Zambia plans to begin construction of the Lobito Corridor railway by the third quarter of 2026, according to Transport Minister Frank Tayali, as funding arrangements for the cross-border infrastructure initiative progress.
The railway, projected to span over 530 kilometers, will connect the copper-rich Chingola region in Zambia to Angola’s Benguela line at Luacano. The corridor is expected to become a major export route for copper and agricultural produce, enhancing regional trade.
Speaking on the sidelines of the U.S.-Africa summit in Luanda, Tayali expressed confidence in the multinational project, citing growing support from the United States, the European Union, and neighboring countries.
“We have the Africa Finance Corporation leading the development and currently addressing financial structuring,” Tayali said. “This project is significant, with strong potential to improve food security and transform arid land into productive agricultural zones.”

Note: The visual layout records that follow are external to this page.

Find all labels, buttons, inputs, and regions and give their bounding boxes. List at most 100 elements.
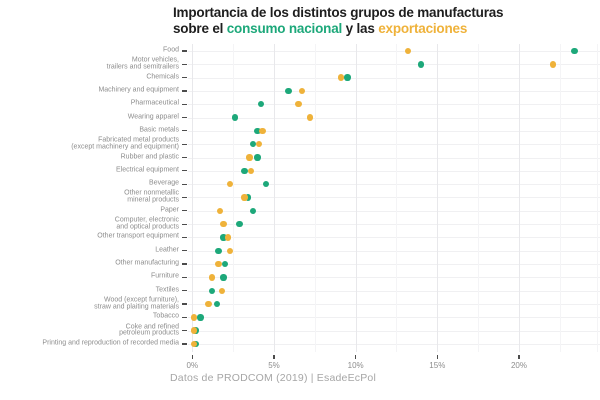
gridline-horizontal bbox=[188, 290, 600, 292]
dot-exportaciones bbox=[220, 220, 227, 228]
dot-exportaciones bbox=[259, 127, 266, 135]
dot-exportaciones bbox=[190, 327, 198, 334]
category-label: Basic metals bbox=[139, 126, 179, 134]
source-caption: Datos de PRODCOM (2019) | EsadeEcPol bbox=[170, 372, 377, 384]
x-axis-tick-label: 15% bbox=[429, 361, 446, 370]
y-axis-tick bbox=[182, 223, 187, 225]
y-axis-tick bbox=[182, 210, 187, 212]
dot-consumo-nacional bbox=[213, 300, 220, 308]
y-axis-tick bbox=[182, 290, 187, 292]
y-axis-tick bbox=[182, 276, 187, 278]
gridline-vertical-minor bbox=[478, 44, 480, 352]
category-label: Coke and refined petroleum products bbox=[119, 323, 179, 337]
dot-exportaciones bbox=[226, 247, 234, 254]
category-label: Wood (except furniture), straw and plaiti… bbox=[94, 296, 179, 311]
category-label: Other transport equipment bbox=[97, 233, 179, 241]
plot-area bbox=[188, 44, 600, 352]
dot-exportaciones bbox=[298, 87, 305, 95]
gridline-horizontal bbox=[188, 330, 600, 332]
dot-consumo-nacional bbox=[254, 127, 261, 135]
category-label: Food bbox=[163, 46, 179, 54]
dot-exportaciones bbox=[215, 260, 222, 268]
gridline-horizontal bbox=[188, 117, 600, 119]
gridline-vertical-minor bbox=[596, 44, 598, 352]
dot-exportaciones bbox=[218, 287, 225, 294]
category-label: Chemicals bbox=[146, 73, 179, 81]
gridline-horizontal bbox=[188, 51, 600, 52]
gridline-vertical-minor bbox=[233, 44, 235, 352]
y-axis-tick bbox=[182, 90, 187, 92]
gridline-vertical-major bbox=[192, 44, 194, 352]
gridline-horizontal bbox=[188, 157, 600, 159]
gridline-horizontal bbox=[188, 304, 600, 306]
dot-consumo-nacional bbox=[215, 247, 222, 254]
category-label: Printing and reproduction of recorded me… bbox=[42, 339, 179, 347]
gridline-horizontal bbox=[188, 197, 600, 199]
dot-consumo-nacional bbox=[257, 101, 265, 108]
category-label: Tobacco bbox=[152, 313, 179, 321]
y-axis-tick bbox=[182, 196, 187, 199]
dot-exportaciones bbox=[241, 194, 248, 201]
dot-exportaciones bbox=[208, 274, 216, 281]
y-axis-tick bbox=[182, 236, 187, 239]
x-axis-tick-label: 0% bbox=[186, 361, 199, 370]
category-label: Textiles bbox=[155, 286, 179, 294]
gridline-vertical-minor bbox=[314, 44, 316, 352]
category-label: Computer, electronic and optical products bbox=[114, 216, 179, 231]
chart-title: Importancia de los distintos grupos de m… bbox=[173, 5, 593, 37]
category-label: Furniture bbox=[150, 273, 179, 281]
x-axis-tick bbox=[518, 355, 520, 359]
gridline-horizontal bbox=[188, 317, 600, 319]
gridline-horizontal bbox=[188, 210, 600, 212]
x-axis-tick-label: 5% bbox=[268, 361, 280, 370]
y-axis-tick bbox=[182, 183, 187, 185]
category-label: Rubber and plastic bbox=[120, 153, 179, 161]
x-axis-tick bbox=[355, 355, 357, 359]
dot-consumo-nacional bbox=[236, 220, 243, 228]
y-axis-tick bbox=[182, 170, 187, 172]
category-label: Paper bbox=[160, 206, 179, 214]
gridline-horizontal bbox=[188, 343, 600, 345]
category-label: Machinery and equipment bbox=[98, 86, 179, 94]
gridline-vertical-major bbox=[355, 44, 357, 352]
title-line1: Importancia de los distintos grupos de m… bbox=[173, 5, 504, 20]
gridline-horizontal bbox=[188, 77, 600, 79]
dot-consumo-nacional bbox=[220, 274, 227, 281]
dot-consumo-nacional bbox=[249, 141, 256, 148]
category-label: Wearing apparel bbox=[127, 113, 179, 121]
dot-exportaciones bbox=[256, 141, 263, 148]
x-axis-tick bbox=[273, 355, 275, 359]
gridline-vertical-major bbox=[437, 44, 439, 352]
dot-consumo-nacional bbox=[571, 47, 578, 55]
category-label: Beverage bbox=[149, 179, 179, 187]
dot-exportaciones bbox=[225, 234, 232, 241]
y-axis-tick bbox=[182, 77, 187, 79]
gridline-horizontal bbox=[188, 224, 600, 226]
y-axis-tick bbox=[182, 316, 187, 318]
title-line2: sobre el consumo nacional y las exportac… bbox=[173, 21, 593, 37]
dot-consumo-nacional bbox=[220, 234, 227, 241]
title-line2-prefix: sobre el bbox=[173, 21, 227, 36]
dot-consumo-nacional bbox=[344, 74, 351, 81]
category-label: Leather bbox=[155, 246, 179, 254]
y-axis-tick bbox=[182, 116, 187, 119]
dot-exportaciones bbox=[550, 61, 557, 68]
y-axis-tick bbox=[182, 63, 187, 65]
y-axis-tick bbox=[182, 303, 187, 305]
dot-consumo-nacional bbox=[417, 61, 425, 68]
dot-exportaciones bbox=[295, 101, 302, 108]
dot-exportaciones bbox=[337, 74, 345, 81]
category-label: Motor vehicles, trailers and semitrailers bbox=[106, 56, 179, 71]
y-axis-tick bbox=[182, 156, 187, 159]
gridline-horizontal bbox=[188, 237, 600, 239]
gridline-horizontal bbox=[188, 170, 600, 172]
x-axis-tick-label: 20% bbox=[510, 361, 527, 370]
dot-consumo-nacional bbox=[262, 180, 269, 188]
dot-exportaciones bbox=[190, 314, 198, 321]
gridline-horizontal bbox=[188, 90, 600, 92]
gridline-horizontal bbox=[188, 264, 600, 266]
dot-exportaciones bbox=[306, 114, 314, 121]
gridline-vertical-major bbox=[273, 44, 275, 352]
y-axis-tick bbox=[182, 343, 187, 345]
gridline-horizontal bbox=[188, 144, 600, 146]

Angola’s Minister of State for Economic Coordination, José Massano, emphasized the government’s commitment to facilitating investment through private sector partnerships while making clear that no direct public funding would be provided. Negotiations have focused on refining clauses within the concession agreement, particularly those related to guarantees sought by potential financiers.
“Some adjustments may be made to help align the interests of operators and financial institutions,” Massano stated. “These discussions require time, but our resolve to see the project through remains firm.”

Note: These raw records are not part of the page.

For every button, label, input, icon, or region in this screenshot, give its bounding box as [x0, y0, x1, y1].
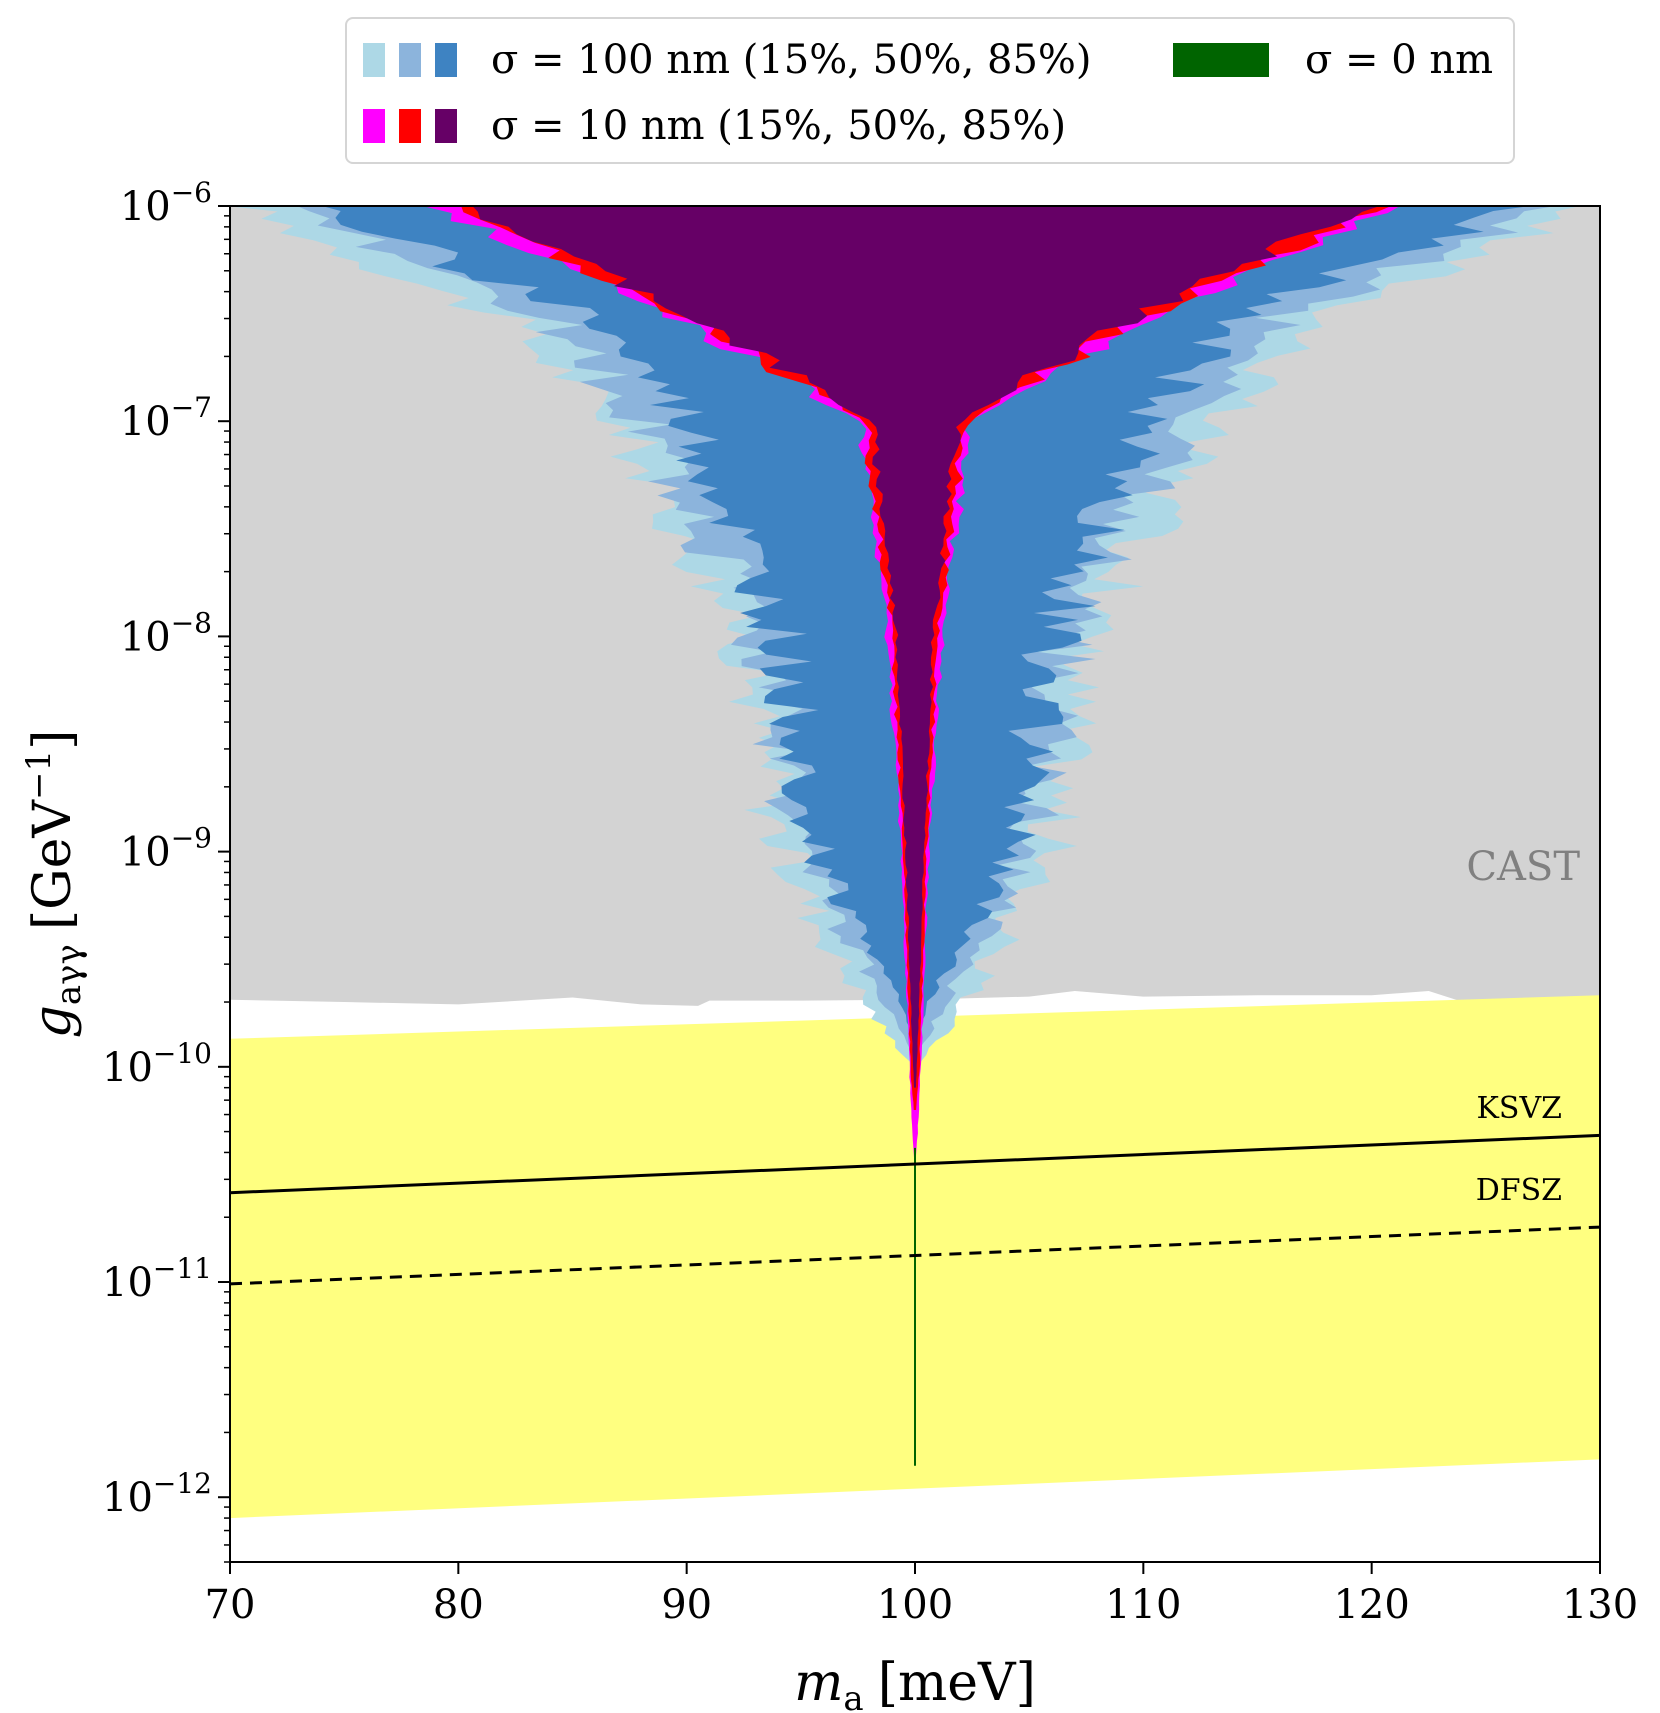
- legend-entry-sigma-10nm: σ = 10 nm (15%, 50%, 85%): [363, 103, 1066, 149]
- y-tick-label: 10−7: [120, 391, 212, 445]
- legend-swatch-100nm-50: [399, 43, 421, 77]
- legend-label-sigma-10nm: σ = 10 nm (15%, 50%, 85%): [491, 103, 1067, 149]
- legend-label-sigma-0nm: σ = 0 nm: [1305, 37, 1494, 83]
- x-axis: 70 80 90 100 110 120 130: [205, 1562, 1638, 1628]
- legend-swatch-10nm-85: [435, 109, 457, 143]
- y-axis-label: gaγγ [GeV−1]: [19, 730, 89, 1039]
- y-tick-label: 10−10: [102, 1037, 212, 1091]
- x-axis-subscript: a: [843, 1679, 863, 1713]
- x-tick-label: 110: [1105, 1582, 1181, 1628]
- y-axis-unit-exponent: −1: [19, 750, 59, 800]
- x-tick-label: 130: [1562, 1582, 1638, 1628]
- x-tick-label: 120: [1333, 1582, 1409, 1628]
- legend-label-sigma-100nm: σ = 100 nm (15%, 50%, 85%): [491, 37, 1092, 83]
- y-axis-unit: [GeV: [23, 799, 83, 931]
- sigma-10nm-85-region: [472, 206, 1380, 1088]
- ksvz-line: [230, 1133, 1600, 1195]
- y-axis: 10−6 10−7 10−8 10−9 10−10 10−11 10−12: [102, 176, 230, 1563]
- y-tick-label: 10−12: [102, 1467, 212, 1521]
- x-axis-unit: [meV]: [878, 1653, 1036, 1713]
- cast-label: CAST: [1466, 844, 1580, 890]
- legend-swatch-10nm-15: [363, 109, 385, 143]
- dfsz-label: DFSZ: [1476, 1173, 1562, 1208]
- legend-swatch-100nm-15: [363, 43, 385, 77]
- y-tick-label: 10−9: [120, 822, 212, 876]
- y-axis-subscript: aγγ: [49, 944, 89, 1005]
- x-tick-label: 80: [433, 1582, 484, 1628]
- legend-swatch-100nm-85: [435, 43, 457, 77]
- y-tick-label: 10−11: [102, 1252, 212, 1306]
- y-tick-label: 10−6: [120, 176, 212, 230]
- x-tick-label: 70: [205, 1582, 256, 1628]
- x-axis-symbol: m: [794, 1653, 843, 1713]
- annotations: CAST KSVZ DFSZ: [1466, 844, 1580, 1208]
- legend-entry-sigma-100nm: σ = 100 nm (15%, 50%, 85%): [363, 37, 1092, 83]
- legend-swatch-10nm-50: [399, 109, 421, 143]
- legend: σ = 100 nm (15%, 50%, 85%) σ = 10 nm (15…: [345, 17, 1515, 164]
- y-axis-symbol: g: [23, 1005, 83, 1038]
- y-axis-unit-close: ]: [23, 730, 83, 750]
- y-tick-label: 10−8: [120, 606, 212, 660]
- line-layer: [230, 1133, 1600, 1466]
- dfsz-line: [230, 1225, 1600, 1286]
- legend-swatch-0nm: [1173, 43, 1269, 77]
- x-axis-label: ma [meV]: [794, 1653, 1036, 1713]
- x-tick-label: 90: [661, 1582, 712, 1628]
- ksvz-label: KSVZ: [1477, 1091, 1562, 1126]
- region-layer: [230, 206, 1600, 1519]
- legend-entry-sigma-0nm: σ = 0 nm: [1173, 37, 1493, 83]
- x-tick-label: 100: [877, 1582, 953, 1628]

Massano also confirmed that Angola is moving forward with a $500 million funding package from the World Bank, with the goal of meeting the necessary conditions by the end of the year.

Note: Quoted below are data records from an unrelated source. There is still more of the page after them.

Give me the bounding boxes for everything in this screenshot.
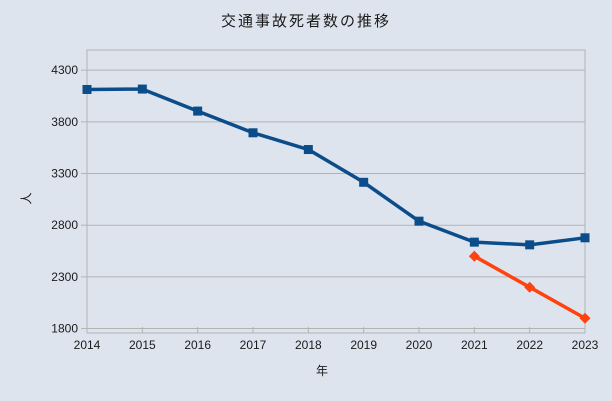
- x-tick-label: 2016: [184, 338, 211, 352]
- series-1-marker: [248, 128, 258, 138]
- x-tick-label: 2017: [240, 338, 267, 352]
- series-1-marker: [525, 240, 535, 250]
- x-tick-label: 2019: [350, 338, 377, 352]
- x-axis-title: 年: [315, 364, 328, 378]
- series-1-marker: [469, 237, 479, 247]
- y-tick-label: 4300: [51, 63, 78, 77]
- series-2-marker: [579, 312, 591, 324]
- plot-border: [86, 49, 586, 334]
- series-1-marker: [193, 106, 203, 116]
- x-tick-label: 2021: [461, 338, 488, 352]
- x-tick-label: 2022: [516, 338, 543, 352]
- y-tick-label: 1800: [51, 322, 78, 336]
- series-1-marker: [303, 145, 313, 155]
- chart-title: 交通事故死者数の推移: [220, 13, 391, 30]
- y-axis-title: 人: [19, 192, 34, 205]
- series-1-marker: [359, 177, 369, 187]
- series-1-line: [85, 87, 587, 247]
- series-2-marker: [468, 250, 480, 262]
- series-1-marker: [580, 233, 590, 243]
- series-1-marker: [137, 84, 147, 94]
- y-tick-label: 3800: [51, 115, 78, 129]
- y-tick-label: 3300: [51, 167, 78, 181]
- x-tick-label: 2014: [74, 338, 101, 352]
- x-tick-label: 2020: [406, 338, 433, 352]
- y-tick-label: 2300: [51, 270, 78, 284]
- x-tick-label: 2018: [295, 338, 322, 352]
- series-1-marker: [82, 84, 92, 94]
- y-tick-label: 2800: [51, 218, 78, 232]
- x-tick-label: 2015: [129, 338, 156, 352]
- series-2-marker: [524, 281, 536, 293]
- x-tick-label: 2023: [572, 338, 599, 352]
- series-1-marker: [414, 216, 424, 226]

Turning to the national budget, Massano addressed the implications of oil price volatility. On Monday, he noted that prices above $70 per barrel—used in Angola’s 2025 budget projections—had offered short-term fiscal relief and supported the rollout of development programs.
However, by Tuesday, oil prices had fallen sharply. The drop followed an announcement that Israel had agreed to a ceasefire plan proposed by U.S. President Donald Trump, easing fears of supply disruptions in the Middle East. Brent crude fell by $2.48, or 3.5%, to $69 a barrel, while U.S. West Texas Intermediate dropped $2.37, also 3.5%, to $66.14 by 0927 GMT.
Asked about the possibility of seeking IMF assistance, Massano said Angola remains open to working with international financial institutions if the need arises to further stabilize public finances.